Company in Petah Tikva, Israel

ECI Telecom Ltd is an Israel-based manufacturer of telecommunications equipment that provides packet optical transport products, software-defined networking applications, cybersecurity and professional services.

== History ==
The Electronics Corporation of Israel (ECI) was founded in 1961. It specialized in telephone transmission products that manipulated the signals carried on telephone lines. The Electronics Corporation of Israel became ECI Telecom in 1981, and had its first trading on NASDAQ in 1982. Since that time, ECI has undergone a number of mergers and acquisitions. An acquisition in 2007 by the Swarth Group and the Ashmore Group, private equity firms, making ECI a private company once again.

In 2005, the firm purchased Laurel Networks, a company that specialized in routers for telecommunications carriers, for $88M, and formally renamed it as the Data Networking Division within ECI.

In November 2019, Ribbon Communications agreed to acquire ECI Telecom, through a merger, for $486 million.

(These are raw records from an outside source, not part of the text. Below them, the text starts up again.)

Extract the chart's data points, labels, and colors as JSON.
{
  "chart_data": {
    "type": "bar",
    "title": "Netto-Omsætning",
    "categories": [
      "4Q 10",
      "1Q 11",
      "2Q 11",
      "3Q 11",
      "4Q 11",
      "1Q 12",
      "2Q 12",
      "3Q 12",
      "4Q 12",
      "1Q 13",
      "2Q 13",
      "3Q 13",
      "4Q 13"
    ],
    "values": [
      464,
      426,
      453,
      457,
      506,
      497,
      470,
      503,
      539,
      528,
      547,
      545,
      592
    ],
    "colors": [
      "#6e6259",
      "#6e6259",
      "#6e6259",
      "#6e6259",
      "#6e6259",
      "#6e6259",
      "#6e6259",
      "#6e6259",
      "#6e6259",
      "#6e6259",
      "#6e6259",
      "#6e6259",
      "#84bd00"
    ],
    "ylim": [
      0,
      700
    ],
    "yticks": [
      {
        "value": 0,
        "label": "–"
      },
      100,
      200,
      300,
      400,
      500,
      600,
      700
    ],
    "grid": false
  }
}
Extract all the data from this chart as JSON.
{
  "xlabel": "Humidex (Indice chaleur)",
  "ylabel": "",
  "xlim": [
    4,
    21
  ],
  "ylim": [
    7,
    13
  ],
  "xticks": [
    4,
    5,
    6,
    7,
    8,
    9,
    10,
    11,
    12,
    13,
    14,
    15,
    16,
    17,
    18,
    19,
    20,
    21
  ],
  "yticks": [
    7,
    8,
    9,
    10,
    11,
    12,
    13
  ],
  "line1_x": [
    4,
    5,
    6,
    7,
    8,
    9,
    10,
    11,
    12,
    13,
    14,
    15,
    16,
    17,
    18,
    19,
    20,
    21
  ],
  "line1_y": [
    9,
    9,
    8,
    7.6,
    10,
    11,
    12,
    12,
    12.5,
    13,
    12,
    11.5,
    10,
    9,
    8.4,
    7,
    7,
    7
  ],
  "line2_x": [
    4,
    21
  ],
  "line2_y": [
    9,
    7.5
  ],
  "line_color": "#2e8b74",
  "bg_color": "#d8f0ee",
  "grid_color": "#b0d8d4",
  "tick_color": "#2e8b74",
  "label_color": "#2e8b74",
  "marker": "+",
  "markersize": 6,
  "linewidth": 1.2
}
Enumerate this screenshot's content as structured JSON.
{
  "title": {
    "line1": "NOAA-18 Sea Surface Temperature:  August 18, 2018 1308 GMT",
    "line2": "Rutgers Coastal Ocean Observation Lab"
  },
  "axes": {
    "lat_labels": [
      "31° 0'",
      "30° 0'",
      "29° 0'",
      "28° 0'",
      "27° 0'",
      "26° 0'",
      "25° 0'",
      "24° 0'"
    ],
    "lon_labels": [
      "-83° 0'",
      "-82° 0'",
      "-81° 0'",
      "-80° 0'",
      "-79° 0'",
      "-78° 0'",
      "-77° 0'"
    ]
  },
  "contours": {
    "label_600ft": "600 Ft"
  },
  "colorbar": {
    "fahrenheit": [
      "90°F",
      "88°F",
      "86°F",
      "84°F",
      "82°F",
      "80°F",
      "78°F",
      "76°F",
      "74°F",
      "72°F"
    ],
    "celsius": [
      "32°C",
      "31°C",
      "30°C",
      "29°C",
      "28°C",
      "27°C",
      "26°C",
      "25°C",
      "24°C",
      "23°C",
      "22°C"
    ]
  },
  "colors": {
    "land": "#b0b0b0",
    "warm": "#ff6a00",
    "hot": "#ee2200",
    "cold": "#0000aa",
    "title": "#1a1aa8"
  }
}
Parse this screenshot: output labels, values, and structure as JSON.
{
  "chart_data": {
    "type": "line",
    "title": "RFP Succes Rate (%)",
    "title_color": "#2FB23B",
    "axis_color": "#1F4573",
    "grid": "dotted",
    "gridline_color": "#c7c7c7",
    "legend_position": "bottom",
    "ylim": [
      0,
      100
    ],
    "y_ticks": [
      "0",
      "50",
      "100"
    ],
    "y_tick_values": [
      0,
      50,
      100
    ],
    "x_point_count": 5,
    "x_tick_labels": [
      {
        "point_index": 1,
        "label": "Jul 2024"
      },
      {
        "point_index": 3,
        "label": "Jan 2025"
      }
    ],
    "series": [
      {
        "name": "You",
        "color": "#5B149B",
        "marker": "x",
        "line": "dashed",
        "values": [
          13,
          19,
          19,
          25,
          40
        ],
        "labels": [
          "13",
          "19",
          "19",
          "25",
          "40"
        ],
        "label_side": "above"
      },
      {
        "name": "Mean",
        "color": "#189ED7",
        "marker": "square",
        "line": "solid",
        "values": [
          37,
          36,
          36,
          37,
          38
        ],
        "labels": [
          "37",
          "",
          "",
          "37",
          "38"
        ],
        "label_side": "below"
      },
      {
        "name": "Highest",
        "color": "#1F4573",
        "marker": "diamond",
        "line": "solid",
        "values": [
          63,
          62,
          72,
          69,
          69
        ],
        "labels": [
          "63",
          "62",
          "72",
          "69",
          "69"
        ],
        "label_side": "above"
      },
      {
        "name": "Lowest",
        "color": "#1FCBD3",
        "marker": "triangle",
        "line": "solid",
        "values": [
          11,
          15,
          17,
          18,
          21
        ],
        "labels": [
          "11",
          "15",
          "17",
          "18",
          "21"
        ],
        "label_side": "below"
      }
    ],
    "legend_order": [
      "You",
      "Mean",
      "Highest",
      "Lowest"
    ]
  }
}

ECI serves carriers and service providers in various sectors: cable/multiple system operators, wireless/cellular service providers, utilities, carrier of carriers, data centers, government and defense entities.
It markets multi-play services, business services, voice services, cellular backhaul, utility telco and network security.

Facebook in its phase five has given transport core network deployment to Ciena and worldwide metro packet network deployment to ECI telecom which will be completed by 2022.

ECI has over 3,000 employees with offices in over 20 countries and development centers in India, China, and Israel.

== Former holdings and spin-offs ==

- ECtel - provider of revenue assurance software sold to cVidya in 2010.
- Veraz Networks - provider of Softswitch technology merged with NexVerse Networks to form a new company called Veraz Networks in 2002.
- InnoWave ECI Wireless Systems Ltd - sold to Alvarion in 2003
- Celtro communication Ltd - provider of cellular network Backhaul (telecommunications) optimization and compression technology, worked as an independent business unit within the NGTS division was spun off to a private investor group led by the Momentum Venture Management fund in 2003.